Sammy Hagar certainly established his own identity in Van Halen. After replacing David Lee Roth as the frontman of one of the world's most popular rock bands, the former solo star successfully helped reshape the group's sound and image, keeping them atop the music world for another full decade.

But Van Halen's past was too big to be fully ignored, and Hagar's nightly job description included performing songs that had been made famous by Roth. Here are videos of Hagar performing seven Roth-era songs as a member of Van Halen.

"You Really Got Me" (1986)

The very first song Sammy Hagar sang live with Van Halen was a Kinks cover. For the most part, the set lists from his debut tour with the group were dominated by songs from their first record together, 5150Hagar told UCR the band only decided at the last minute to add a few songs from their respective pasts into the show. "I remember during the last week of rehearsal that we decided to do 'You Really Got Me,’ ‘I Can’t Drive 55,’ ‘One Way to Rock’ and ‘Jump’ – two of mine and two of theirs." A cover of the Kinks' "You Really Got Me" was the first single released from Van Halen's Roth-fronted 1978 debut, and the track remained in their live repertoire throughout both Roth and Hagar's tenures with the group.


"Panama" (1986)

Hagar's "two of mine and two of theirs" math is a little rusty, as Van Halen performed four songs from the Roth days at every show on the 5150 tour. The group typically launched into 1984's hard-charging "Panama" immediately after Michael Anthony's nightly bass solo, with Hagar putting his spin on Roth's mid-song "ease the seat back" rap.


"Ain't Talkin' 'Bout Love" (1986)

Taking the song's "I've been to the edge" lyrics a little too seriously, on the 5150 tour Hagar would perform Van Halen's "Ain't Talkin' 'Bout Love" while dangling and swinging from the scaffolding high above the stage, a trick he brought to the band from his solo days. Just like "Panama," the song remained a permanent part of Hagar-era set lists, right up until his last tour with the group in 2004.


"Jump" (1986)

In a move he later deemed unwise, Hagar initially tried to get out of singing the biggest hit from Van Halen's past. "‘Jump’ was going to be the encore and I was going to bring a guy up to sing. I wasn’t going to sing it myself," he told UCR. "It was stupid – even though it worked and we were extremely successful," Hagar added. "We had our first No. 1 album, and we certainly had the biggest tour of the year. But it was stupid that we rebelled against our pasts." Hagar eventually got more serious about 1984's "Jump," singing a version of it on the band's 1993 concert album Live: Right Here Right Now as well as on their 1995 and 2004 tours.

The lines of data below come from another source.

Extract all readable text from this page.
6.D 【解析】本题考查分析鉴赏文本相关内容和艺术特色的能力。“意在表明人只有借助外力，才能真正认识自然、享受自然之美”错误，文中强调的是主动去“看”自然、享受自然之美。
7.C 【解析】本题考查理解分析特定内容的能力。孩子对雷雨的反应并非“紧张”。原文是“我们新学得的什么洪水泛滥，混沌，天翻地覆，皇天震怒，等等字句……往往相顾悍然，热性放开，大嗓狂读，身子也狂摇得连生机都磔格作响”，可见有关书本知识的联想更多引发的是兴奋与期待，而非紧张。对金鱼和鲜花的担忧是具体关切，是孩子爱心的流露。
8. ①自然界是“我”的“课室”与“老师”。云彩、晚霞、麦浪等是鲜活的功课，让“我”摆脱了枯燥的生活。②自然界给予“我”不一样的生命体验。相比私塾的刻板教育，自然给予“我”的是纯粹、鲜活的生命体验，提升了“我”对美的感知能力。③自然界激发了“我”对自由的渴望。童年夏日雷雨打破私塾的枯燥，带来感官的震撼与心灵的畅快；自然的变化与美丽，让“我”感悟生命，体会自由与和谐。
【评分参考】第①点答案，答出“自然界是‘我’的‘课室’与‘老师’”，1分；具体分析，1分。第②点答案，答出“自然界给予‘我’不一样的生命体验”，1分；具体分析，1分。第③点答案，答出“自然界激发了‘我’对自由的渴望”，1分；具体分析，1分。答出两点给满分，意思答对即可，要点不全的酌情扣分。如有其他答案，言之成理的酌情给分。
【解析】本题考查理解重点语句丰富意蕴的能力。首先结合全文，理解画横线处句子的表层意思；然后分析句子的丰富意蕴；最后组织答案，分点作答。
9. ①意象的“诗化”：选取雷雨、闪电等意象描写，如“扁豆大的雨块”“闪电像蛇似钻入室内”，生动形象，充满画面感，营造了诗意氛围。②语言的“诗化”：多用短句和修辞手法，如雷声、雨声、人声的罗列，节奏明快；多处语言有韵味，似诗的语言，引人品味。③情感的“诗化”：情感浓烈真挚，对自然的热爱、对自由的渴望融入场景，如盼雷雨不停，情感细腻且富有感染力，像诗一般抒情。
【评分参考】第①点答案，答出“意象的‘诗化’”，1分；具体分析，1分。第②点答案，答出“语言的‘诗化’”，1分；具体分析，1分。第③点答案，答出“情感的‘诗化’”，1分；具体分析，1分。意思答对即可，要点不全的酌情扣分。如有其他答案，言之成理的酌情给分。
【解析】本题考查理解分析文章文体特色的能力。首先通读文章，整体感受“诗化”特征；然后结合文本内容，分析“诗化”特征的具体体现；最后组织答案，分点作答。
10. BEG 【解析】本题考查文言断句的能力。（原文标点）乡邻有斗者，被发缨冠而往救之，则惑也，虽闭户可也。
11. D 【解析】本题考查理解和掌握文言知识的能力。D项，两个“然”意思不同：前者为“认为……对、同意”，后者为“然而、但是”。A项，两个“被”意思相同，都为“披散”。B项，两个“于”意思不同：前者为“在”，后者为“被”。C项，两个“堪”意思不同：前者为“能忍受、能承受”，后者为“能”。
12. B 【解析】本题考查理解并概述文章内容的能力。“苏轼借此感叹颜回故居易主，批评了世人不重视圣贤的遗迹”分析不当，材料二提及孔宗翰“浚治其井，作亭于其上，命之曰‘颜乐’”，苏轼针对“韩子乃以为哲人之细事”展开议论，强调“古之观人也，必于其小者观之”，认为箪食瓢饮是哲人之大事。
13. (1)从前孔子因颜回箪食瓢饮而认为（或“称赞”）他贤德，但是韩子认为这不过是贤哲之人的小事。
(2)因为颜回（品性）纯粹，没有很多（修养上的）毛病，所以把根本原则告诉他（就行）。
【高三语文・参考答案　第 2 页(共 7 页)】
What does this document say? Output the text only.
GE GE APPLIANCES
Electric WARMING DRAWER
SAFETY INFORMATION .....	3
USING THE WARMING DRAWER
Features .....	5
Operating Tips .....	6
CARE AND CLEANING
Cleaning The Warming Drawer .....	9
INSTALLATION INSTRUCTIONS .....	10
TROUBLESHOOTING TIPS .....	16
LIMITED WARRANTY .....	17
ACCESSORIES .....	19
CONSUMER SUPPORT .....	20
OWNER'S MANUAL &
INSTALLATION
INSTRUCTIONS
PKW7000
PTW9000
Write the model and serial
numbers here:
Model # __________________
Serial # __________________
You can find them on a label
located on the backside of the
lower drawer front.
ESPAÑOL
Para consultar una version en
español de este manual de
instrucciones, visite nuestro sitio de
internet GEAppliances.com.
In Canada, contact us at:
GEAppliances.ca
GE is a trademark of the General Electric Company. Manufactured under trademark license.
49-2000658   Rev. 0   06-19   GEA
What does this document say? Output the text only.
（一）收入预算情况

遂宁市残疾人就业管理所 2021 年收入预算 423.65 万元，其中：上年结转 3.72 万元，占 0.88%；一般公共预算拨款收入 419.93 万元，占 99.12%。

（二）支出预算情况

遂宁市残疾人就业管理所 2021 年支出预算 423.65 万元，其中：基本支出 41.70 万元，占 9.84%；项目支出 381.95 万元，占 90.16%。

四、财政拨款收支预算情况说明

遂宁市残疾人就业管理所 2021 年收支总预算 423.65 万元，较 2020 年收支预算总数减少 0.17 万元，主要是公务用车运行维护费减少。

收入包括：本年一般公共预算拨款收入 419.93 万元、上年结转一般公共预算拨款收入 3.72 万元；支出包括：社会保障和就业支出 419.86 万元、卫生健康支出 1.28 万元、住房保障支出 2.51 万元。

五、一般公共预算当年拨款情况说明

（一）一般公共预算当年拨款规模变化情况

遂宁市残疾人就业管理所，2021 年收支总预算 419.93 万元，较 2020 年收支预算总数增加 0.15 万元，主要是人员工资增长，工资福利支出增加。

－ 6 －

"Running With the Devil" (1988)

Hagar added a fifth Roth-era song to his arsenal on his second tour with Van Halen. The live staging here was very clever and once again included Anthony, who would send the crowd into a frenzy by thumping out the famous opening notes of the song with his teeth at the end of his bass solo. The song, again taken from Van Halen's 1978 debut, dropped back out of the set list until Hagar's brief 2004 reunion with the group.


"Unchained" (2004)

Hagar's 2004 reunion tour with Van Halen was by all accounts a disaster. He and Eddie Van Halen were not getting along, partially due to the guitarist's reported substance abuse battles and erratic live performances. At the end of the tour's last show, Van Halen smashed his guitar to bits in anger, and the two have allegedly never spoken again. But in the plus column, we did get to hear Hagar tear into another original-lineup Van Halen song, this time "Unchained" from 1981's Fair Warning.


"Somebody Get Me a Doctor" (2004)

OK, we're cheating a little bit here. Hagar is singing on this Roth-era track, but only in a supporting capacity as Anthony handles lead vocals. The bassist sometimes performs the Van Halen II track live at Hagar shows, too.


BONUS: Roth Singing Hagar's "Make It Last" (1974)

After being replaced by Hagar in Van Halen in 1985, Roth told Circus (as reported by Rolling Stone), "Every night, Sammy Hagar’s gotta sing ‘Jump,’ and I will never sing a Sammy Hagar song." He should have added the word "again" to that quote. While the band hasn't performed any songs from the Hagar era on any of the three tours they've undertaken since Roth returned in 2007, they did cover the Hagar-penned "Make It Last" from his future replacement's first album as the lead singer of Montrose way back in 1974.